La destination n’a pas changé depuis le 10 novembre dernier (toujours les Sables d’Olonne !), mais le compte à rebours a commencé pour TeamWork -Team Snef, de nouveau dans l’Atlantique Nord depuis le mardi 14 janvier. Dans ce jardin balisé par les archipels familiers du Cap Vert, des Canaries, ou des Açores, Justine Mettraux met tout son talent dans la bagarre qui continue de faire rage entre la quatrième et la dixième place, histoire de finir en beauté son premier Vendée Globe, entre le 23 et le 25 janvier selon toute vraisemblance.

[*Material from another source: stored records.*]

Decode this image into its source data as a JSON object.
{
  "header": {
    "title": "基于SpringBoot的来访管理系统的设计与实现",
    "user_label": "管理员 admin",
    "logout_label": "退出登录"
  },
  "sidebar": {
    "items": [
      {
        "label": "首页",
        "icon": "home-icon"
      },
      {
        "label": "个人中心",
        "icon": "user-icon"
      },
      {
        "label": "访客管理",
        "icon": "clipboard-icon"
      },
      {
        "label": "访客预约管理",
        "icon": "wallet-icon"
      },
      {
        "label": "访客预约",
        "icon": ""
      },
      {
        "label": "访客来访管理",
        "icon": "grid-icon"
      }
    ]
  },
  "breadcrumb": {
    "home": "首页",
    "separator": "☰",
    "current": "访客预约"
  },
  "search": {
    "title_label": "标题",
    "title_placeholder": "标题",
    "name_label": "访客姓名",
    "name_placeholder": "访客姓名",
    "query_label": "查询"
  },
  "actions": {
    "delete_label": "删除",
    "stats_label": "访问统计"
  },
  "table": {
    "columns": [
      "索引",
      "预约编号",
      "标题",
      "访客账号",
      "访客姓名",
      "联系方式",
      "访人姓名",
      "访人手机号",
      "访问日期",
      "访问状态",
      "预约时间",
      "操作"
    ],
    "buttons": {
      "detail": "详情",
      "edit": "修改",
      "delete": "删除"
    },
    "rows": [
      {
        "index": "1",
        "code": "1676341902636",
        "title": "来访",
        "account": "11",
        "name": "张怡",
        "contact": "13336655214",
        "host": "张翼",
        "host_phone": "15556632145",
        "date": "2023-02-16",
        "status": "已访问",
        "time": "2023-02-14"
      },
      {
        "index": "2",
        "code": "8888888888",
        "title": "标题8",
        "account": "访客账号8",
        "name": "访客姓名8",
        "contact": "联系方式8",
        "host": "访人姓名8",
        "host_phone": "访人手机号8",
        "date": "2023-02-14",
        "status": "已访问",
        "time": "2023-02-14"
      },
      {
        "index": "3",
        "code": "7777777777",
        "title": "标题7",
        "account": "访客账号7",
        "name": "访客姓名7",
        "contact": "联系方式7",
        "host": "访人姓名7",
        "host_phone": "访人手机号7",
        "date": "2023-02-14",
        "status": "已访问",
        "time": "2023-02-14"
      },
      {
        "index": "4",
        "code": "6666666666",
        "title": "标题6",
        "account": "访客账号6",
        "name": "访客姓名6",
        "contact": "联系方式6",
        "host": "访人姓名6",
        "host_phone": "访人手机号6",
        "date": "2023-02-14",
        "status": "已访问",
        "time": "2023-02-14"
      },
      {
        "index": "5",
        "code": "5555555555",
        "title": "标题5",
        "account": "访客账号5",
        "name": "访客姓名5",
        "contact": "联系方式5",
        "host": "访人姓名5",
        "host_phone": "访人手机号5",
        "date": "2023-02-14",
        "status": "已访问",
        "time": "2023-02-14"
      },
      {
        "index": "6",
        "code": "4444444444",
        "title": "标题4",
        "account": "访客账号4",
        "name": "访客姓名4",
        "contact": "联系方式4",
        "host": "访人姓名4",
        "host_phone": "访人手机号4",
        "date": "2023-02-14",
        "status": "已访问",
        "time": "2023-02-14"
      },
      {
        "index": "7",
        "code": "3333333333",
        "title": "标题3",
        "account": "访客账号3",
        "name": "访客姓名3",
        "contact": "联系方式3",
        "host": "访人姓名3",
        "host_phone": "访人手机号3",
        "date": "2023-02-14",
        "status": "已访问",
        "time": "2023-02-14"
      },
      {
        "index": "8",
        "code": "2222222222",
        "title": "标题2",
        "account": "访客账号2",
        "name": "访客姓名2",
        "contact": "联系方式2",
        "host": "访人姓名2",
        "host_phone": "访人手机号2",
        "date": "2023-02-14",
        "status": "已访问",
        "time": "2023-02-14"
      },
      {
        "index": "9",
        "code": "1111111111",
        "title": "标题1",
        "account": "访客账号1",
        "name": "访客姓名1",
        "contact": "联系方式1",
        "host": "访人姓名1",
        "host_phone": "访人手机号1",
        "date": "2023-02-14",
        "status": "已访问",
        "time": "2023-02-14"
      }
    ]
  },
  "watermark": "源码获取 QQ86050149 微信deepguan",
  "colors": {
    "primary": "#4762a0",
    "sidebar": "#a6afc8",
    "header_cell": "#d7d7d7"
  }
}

Dix pour cent ! C’est à peine la portion des 24 000 milles du tour du monde qui restent à TeamWork -Team Snef pour pointer son étrave dans le chenal des Sables d’Olonne où le public ne manquera pas de saluer la performance de Justine Mettraux. La première femme de la course ?  Certes, mais pour celle qui réclame d’être d’abord reconnue pour ses qualités de marin, la mention ne vaut pas éloge. Terminer dans le top ten à la barre du seul bateau datant de 2018, souffler jusqu’au bout dans le cou des plus capés des solitaires, embarqués sur des IMOCA de dernière génération,… voilà notre sujet. Le premier tour du monde en solitaire de Justine force le respect, nombreux sont les observateurs avisés, de Loïck Peyron à Vincent Riou en passant par Michel Desjoyeaux, à l’avoir déjà pointé. Mais quand on l’évoque au téléphone avec la navigatrice, elle ne tarde pas à mettre le holà : « J’essaie de ne pas penser au score final. Il reste encore pas mal de route mine de rien, du vent fort s’annonce au Nord des Canaries et il faudra ensuite retrouver les réflexes de veille du trafic maritime à l’approche du continent. Donc chaque chose en son temps ! …».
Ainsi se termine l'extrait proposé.